In April 2014, Iñaki Lamata and his cousin Carlos Rubio launched EatOutManila, a “hassle-free online reservations system” for Filipino foodies. Rubio first learned of the technology in Europe where online restaurant reservation is widely practiced.
Lamata admits to being frustrated with manual restaurant reservations gone wrong. “We’ve done bookings that led to frustration—double bookings, cancellations, waiting in line for a confirmed reservation—and we wondered if there was any way we could do this conveniently,” he says. With EatOutManila, customers are able to complete each booking transaction from end to end in real time.
As long as users have Internet connection, they can reserve a table from a list of more than 100 restaurants. “We have search parameters such as location, price points, and proximity for someone who is not familiar with the area,” he assures.
How it works
Users access the website or download the app through their mobile phones, register, and then book their reservations by selecting the restaurant, time, date, and number of people. Once done, the user will then receive an email confirmation of the reservation, while the restaurant’s system is updated real time.
On top of guaranteed seating, users are entitled to discounts, freebies, and special promotions. “As customers ourselves, we have a good understanding of the enhancements that should be made and areas to be improved when it comes to booking tables at restaurants,” says Lamata.
Use of the app is free, while restaurants pay a monthly retainer of P1,000 to P1,500 to use the booking reservation management system that can modify or cancel the reservations, send email notifications, and even assign tables.

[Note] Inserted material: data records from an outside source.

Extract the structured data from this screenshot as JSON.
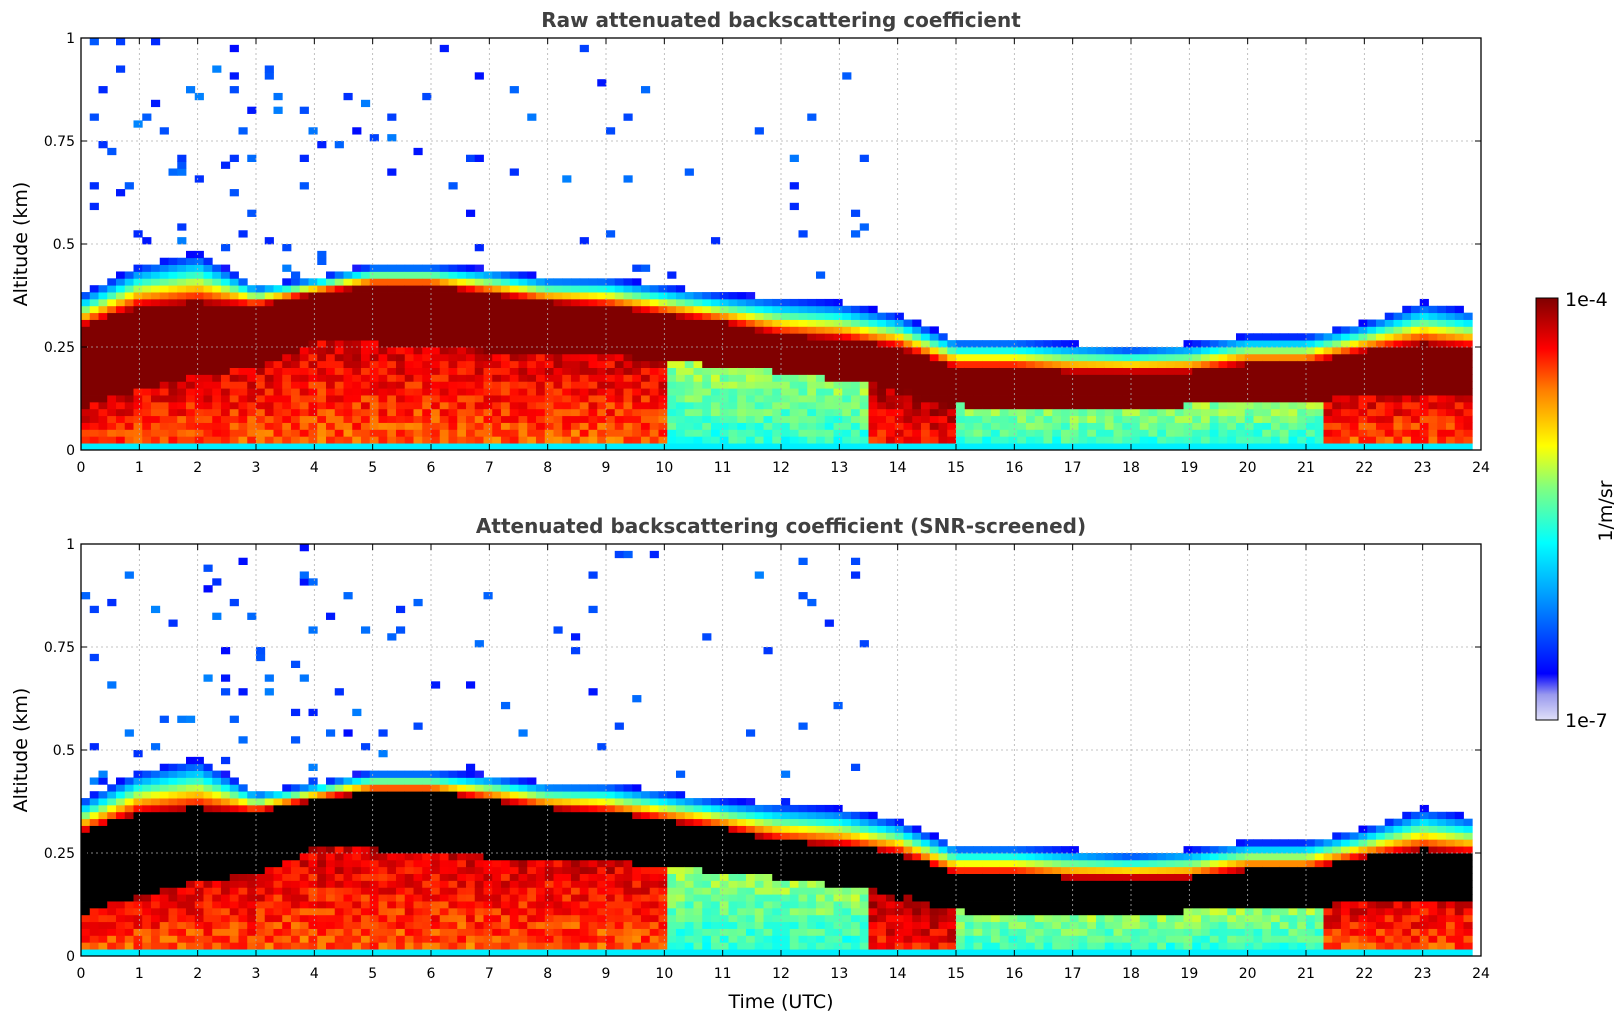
{
  "chart_data": [
    {
      "type": "heatmap",
      "title": "Raw attenuated backscattering coefficient",
      "xlabel": "",
      "ylabel": "Altitude (km)",
      "xlim": [
        0,
        24
      ],
      "ylim": [
        0,
        1
      ],
      "xticks": [
        "0",
        "1",
        "2",
        "3",
        "4",
        "5",
        "6",
        "7",
        "8",
        "9",
        "10",
        "11",
        "12",
        "13",
        "14",
        "15",
        "16",
        "17",
        "18",
        "19",
        "20",
        "21",
        "22",
        "23",
        "24"
      ],
      "yticks": [
        "0",
        "0.25",
        "0.5",
        "0.75",
        "1"
      ],
      "grid": true,
      "screened": false,
      "layer_time_utc": [
        0,
        1,
        2,
        3,
        4,
        5,
        6,
        7,
        8,
        9,
        10,
        11,
        12,
        13,
        14,
        15,
        16,
        17,
        18,
        19,
        20,
        21,
        22,
        23,
        23.8
      ],
      "layer_top_km": [
        0.38,
        0.45,
        0.48,
        0.4,
        0.42,
        0.45,
        0.45,
        0.44,
        0.42,
        0.42,
        0.4,
        0.38,
        0.37,
        0.36,
        0.33,
        0.27,
        0.27,
        0.26,
        0.25,
        0.26,
        0.28,
        0.28,
        0.31,
        0.36,
        0.34
      ],
      "max_core_top_km": [
        0.3,
        0.35,
        0.36,
        0.35,
        0.38,
        0.4,
        0.4,
        0.38,
        0.36,
        0.35,
        0.33,
        0.31,
        0.28,
        0.27,
        0.25,
        0.2,
        0.2,
        0.19,
        0.19,
        0.19,
        0.21,
        0.21,
        0.24,
        0.26,
        0.25
      ],
      "max_core_bottom_km": [
        0.1,
        0.15,
        0.18,
        0.2,
        0.26,
        0.26,
        0.25,
        0.24,
        0.24,
        0.23,
        0.22,
        0.2,
        0.19,
        0.17,
        0.15,
        0.11,
        0.1,
        0.1,
        0.1,
        0.11,
        0.12,
        0.12,
        0.13,
        0.14,
        0.14
      ]
    },
    {
      "type": "heatmap",
      "title": "Attenuated backscattering coefficient (SNR-screened)",
      "xlabel": "Time (UTC)",
      "ylabel": "Altitude (km)",
      "xlim": [
        0,
        24
      ],
      "ylim": [
        0,
        1
      ],
      "xticks": [
        "0",
        "1",
        "2",
        "3",
        "4",
        "5",
        "6",
        "7",
        "8",
        "9",
        "10",
        "11",
        "12",
        "13",
        "14",
        "15",
        "16",
        "17",
        "18",
        "19",
        "20",
        "21",
        "22",
        "23",
        "24"
      ],
      "yticks": [
        "0",
        "0.25",
        "0.5",
        "0.75",
        "1"
      ],
      "grid": true,
      "screened": true
    }
  ],
  "colorbar": {
    "label": "1/m/sr",
    "max_label": "1e-4",
    "min_label": "1e-7",
    "scale": "log",
    "colormap": "jet",
    "min_color": "#e0e0f8",
    "max_color": "#800000"
  }
}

The first restaurant reservation mobile application in the Philippines, EatOutManila is available only in Metro Manila, but its founders hope to launch it in other areas such as Cebu and Boracay. The recent entry of an international competitor does not faze Lamata, who says they are working on further enhancements to cope with the changing needs of the market.
“We’re looking at incorporating social media so that users can share their favorite dining establishments and hangouts with their friends, as well as include a review and rewards system for the restaurant partners,” says Lamata.